Insect repellent may be your best friend all year long, especially during vacation.
Taking the proper precautions when you need to use repellent may help prevent any later discomfort caused by mosquitos such as mosquito bites, itching, pain and even the transmission of diseases such as dengue and malaria, among others. The following are a few recommendations issued by the U.S. Environmental Protection Agency and the American Academy of Pediatrics.
- Choose the right repellent. There are a variety of products available on the market, but not all can keep all types of insects away. To know which one to choose, look at the label to find what the active pesticide is.
- Follow the manufacturer’s instructions. The label should indicate the how much and how often the product should be used to be most effective as well as its potential negative side effects. Many products specify whether they can be applied to clothes or directly on the skin or not.

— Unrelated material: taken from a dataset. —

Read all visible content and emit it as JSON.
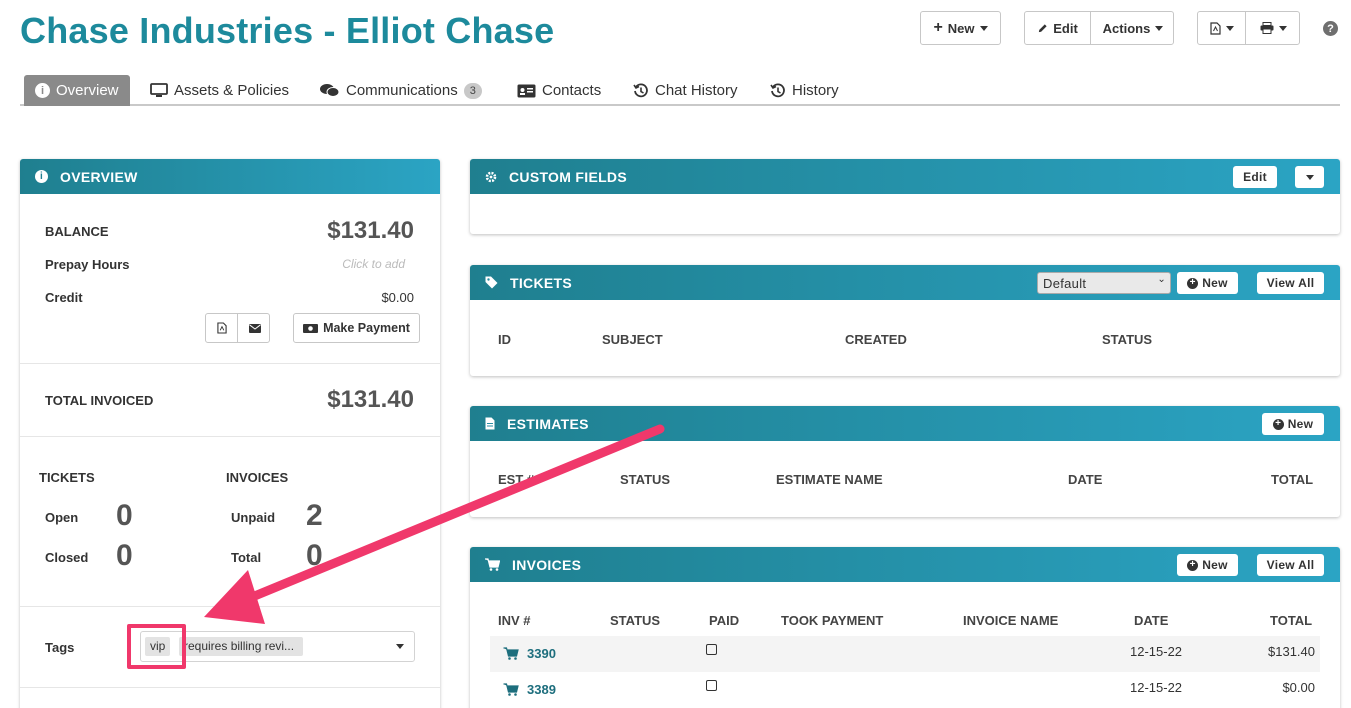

- f it is used together with another product, use them in the right order. If you are going to be outdoors and in the sun, you will definitely need to use sunscreen and bug repellent. The recommendation is to first apply sunscreen and then repellent. One reason to use these two separately is because sunscreen should be applied more frequently.
- Be careful with certain parts of the body. Carefully cover all of the areas of your body that are exposed. Insects, especially mosquitos, can easily find those parts that were overlooked. Avoid getting the product in your eyes and in your nose, and do not apply on wounds, cuts or irritated skin.
- Take extra precautions with children. Children under age three should not use products that contain lemon eucalyptus oil. If you use an aerosol bug spray on a child, be careful not to let it in the child’s eyes. Never apply bug repellent on children’s hands, as they often bring them to their eyes.
- Reapply as needed. Do this especially if you are sweating a lot, are going in and out of the pool or if insects begin to go after you again.